The report (Page 183) lists 34 contacts that individuals who engaged in gun violence had with various city agencies, mostly courts and jails, but the most frequent connection with a health-based organization was the Department of Behavioral Health, both in-patient and out-patient visits and treatments, usually for addiction to alcohol and/or drugs.

If the City of Philadelphia believes that gun violence is a public health crisis, how come there is not one, single mention of any interaction between individuals who commit gun violence and a facility or organization which provides medical services? How come the basis for all public health initiatives, which is defining and dealing with community-wide illness, is left entirely unsaid and unexplained?

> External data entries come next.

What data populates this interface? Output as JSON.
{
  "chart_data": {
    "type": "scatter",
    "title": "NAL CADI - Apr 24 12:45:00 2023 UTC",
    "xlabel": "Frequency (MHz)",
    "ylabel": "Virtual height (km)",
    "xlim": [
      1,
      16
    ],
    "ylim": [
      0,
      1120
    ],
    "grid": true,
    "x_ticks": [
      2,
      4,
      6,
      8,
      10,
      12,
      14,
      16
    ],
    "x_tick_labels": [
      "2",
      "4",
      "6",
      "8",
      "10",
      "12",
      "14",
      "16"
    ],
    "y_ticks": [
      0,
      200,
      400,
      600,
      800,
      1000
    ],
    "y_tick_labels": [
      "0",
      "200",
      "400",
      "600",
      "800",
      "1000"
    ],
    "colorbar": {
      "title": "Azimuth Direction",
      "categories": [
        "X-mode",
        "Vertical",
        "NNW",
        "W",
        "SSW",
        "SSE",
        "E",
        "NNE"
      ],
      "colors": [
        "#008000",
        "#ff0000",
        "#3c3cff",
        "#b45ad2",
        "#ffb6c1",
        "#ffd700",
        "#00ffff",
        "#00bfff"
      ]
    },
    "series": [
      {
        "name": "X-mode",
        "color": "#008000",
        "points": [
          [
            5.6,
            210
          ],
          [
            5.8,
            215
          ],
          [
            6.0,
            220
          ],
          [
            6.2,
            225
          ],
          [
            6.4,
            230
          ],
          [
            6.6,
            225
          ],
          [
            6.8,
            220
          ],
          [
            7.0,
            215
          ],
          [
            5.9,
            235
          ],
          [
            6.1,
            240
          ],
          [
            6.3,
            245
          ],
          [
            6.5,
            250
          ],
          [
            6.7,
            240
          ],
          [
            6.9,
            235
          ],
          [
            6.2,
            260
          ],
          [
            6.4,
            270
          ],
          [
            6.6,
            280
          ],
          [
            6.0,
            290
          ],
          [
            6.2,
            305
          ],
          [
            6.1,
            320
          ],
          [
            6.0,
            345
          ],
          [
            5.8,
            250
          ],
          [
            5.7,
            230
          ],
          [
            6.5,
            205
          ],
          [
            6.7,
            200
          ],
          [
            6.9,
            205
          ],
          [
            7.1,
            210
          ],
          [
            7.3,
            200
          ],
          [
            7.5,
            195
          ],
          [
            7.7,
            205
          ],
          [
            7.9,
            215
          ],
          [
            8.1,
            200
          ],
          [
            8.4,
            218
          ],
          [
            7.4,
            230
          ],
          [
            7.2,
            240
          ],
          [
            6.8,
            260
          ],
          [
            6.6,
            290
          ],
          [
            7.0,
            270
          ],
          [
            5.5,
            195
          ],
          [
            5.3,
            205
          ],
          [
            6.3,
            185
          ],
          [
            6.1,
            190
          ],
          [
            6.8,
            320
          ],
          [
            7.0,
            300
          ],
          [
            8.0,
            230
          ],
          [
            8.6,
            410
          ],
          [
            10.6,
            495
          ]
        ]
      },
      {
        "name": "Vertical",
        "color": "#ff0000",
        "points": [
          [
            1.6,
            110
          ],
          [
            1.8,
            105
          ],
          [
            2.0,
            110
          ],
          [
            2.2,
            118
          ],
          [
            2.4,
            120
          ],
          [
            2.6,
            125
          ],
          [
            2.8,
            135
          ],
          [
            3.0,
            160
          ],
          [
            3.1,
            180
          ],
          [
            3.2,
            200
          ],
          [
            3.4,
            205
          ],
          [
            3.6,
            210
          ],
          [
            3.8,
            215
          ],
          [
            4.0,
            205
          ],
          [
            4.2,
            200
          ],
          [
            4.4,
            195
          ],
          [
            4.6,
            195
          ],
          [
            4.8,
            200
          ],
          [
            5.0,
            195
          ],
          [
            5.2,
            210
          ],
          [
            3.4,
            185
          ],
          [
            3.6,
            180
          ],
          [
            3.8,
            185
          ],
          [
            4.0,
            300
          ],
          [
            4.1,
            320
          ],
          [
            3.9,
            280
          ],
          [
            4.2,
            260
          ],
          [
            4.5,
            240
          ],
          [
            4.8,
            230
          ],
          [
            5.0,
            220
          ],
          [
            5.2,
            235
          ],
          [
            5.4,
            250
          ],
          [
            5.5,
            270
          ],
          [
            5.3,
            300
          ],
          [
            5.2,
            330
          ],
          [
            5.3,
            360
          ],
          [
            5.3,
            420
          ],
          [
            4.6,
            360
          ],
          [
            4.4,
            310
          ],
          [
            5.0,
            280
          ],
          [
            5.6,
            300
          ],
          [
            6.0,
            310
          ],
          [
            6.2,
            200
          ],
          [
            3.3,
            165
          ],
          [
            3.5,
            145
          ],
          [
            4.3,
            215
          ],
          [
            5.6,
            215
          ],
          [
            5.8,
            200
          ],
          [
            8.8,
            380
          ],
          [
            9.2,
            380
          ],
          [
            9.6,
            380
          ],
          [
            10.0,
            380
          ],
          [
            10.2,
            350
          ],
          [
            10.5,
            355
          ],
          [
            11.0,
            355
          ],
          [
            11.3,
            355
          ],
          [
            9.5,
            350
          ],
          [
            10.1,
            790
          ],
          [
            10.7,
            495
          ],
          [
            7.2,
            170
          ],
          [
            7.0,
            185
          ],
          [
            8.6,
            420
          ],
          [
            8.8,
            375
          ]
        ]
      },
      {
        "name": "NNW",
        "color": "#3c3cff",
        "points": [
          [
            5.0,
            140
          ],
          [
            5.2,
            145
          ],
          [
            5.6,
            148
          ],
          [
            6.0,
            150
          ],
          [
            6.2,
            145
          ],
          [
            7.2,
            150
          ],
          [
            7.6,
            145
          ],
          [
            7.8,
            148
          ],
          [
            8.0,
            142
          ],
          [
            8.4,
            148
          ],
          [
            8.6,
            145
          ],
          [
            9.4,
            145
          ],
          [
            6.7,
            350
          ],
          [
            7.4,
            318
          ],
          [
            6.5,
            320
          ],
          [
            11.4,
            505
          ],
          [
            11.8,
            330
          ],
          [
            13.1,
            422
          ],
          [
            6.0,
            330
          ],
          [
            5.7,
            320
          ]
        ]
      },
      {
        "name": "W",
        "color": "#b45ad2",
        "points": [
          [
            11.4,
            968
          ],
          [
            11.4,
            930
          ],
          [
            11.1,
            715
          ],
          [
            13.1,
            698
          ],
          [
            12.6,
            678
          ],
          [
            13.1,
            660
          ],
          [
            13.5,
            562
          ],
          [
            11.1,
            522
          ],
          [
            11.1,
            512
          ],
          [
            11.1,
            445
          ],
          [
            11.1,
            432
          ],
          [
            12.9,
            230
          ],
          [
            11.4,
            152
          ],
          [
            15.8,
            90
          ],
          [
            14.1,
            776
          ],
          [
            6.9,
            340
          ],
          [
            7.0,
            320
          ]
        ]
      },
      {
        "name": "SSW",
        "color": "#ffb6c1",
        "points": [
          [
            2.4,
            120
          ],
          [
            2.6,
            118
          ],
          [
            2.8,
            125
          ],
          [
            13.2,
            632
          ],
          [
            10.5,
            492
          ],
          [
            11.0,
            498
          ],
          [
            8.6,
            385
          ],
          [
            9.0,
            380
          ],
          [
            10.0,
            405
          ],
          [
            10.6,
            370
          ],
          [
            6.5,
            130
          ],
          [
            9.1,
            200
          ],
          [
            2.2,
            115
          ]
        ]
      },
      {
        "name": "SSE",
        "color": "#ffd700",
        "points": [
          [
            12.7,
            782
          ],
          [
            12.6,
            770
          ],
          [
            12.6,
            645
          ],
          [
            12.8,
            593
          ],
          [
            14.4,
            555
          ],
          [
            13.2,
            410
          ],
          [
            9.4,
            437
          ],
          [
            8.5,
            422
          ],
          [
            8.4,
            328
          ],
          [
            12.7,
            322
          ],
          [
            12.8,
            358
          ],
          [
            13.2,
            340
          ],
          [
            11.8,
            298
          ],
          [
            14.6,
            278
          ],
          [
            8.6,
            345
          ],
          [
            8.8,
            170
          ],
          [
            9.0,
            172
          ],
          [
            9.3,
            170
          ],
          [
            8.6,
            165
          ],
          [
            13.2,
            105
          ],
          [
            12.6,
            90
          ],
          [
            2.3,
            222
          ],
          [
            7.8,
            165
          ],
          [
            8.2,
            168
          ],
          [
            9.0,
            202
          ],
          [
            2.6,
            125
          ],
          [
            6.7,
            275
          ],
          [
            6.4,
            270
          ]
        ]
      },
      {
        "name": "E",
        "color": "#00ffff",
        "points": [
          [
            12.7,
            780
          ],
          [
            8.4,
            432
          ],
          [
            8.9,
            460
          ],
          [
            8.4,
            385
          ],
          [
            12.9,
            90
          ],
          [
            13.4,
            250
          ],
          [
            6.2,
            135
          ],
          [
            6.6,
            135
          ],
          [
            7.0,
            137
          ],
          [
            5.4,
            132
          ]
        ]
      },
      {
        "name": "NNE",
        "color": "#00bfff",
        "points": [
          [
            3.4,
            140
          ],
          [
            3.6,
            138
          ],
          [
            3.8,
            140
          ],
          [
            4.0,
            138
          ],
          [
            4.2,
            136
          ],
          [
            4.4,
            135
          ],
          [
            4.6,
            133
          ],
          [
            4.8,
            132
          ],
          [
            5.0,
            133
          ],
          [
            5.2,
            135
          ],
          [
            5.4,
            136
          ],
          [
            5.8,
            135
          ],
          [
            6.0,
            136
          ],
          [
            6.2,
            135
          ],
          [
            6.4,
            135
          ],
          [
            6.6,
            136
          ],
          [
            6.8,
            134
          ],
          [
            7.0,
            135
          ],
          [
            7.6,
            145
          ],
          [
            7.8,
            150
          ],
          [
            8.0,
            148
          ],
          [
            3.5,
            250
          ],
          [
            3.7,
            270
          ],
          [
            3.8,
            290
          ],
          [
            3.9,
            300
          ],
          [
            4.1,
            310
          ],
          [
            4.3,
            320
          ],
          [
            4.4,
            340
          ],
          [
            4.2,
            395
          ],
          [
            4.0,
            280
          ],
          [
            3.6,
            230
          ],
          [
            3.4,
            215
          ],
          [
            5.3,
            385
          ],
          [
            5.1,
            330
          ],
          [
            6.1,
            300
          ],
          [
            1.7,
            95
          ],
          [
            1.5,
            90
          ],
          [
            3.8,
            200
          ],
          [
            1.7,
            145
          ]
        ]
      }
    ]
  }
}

As far as I’m concerned, a report whose rationale and reason for being developed is to respond to a public health ‘crisis,’ without any involvement whatsoever with medical professionals is a report that shouldn’t have been published at all.

Want to do something about gun violence without any input from the professionals who have to deal with the physical and mental damage suffered by everyone who gets shot with a gun? Fine. Call gun violence a crisis in ‘policing,’ or a crisis in community ‘safety’ or something else.

But don’t kid yourself and the public into thinking that gun violence is a public health problem which can be solved by ignoring how public health is defined and works.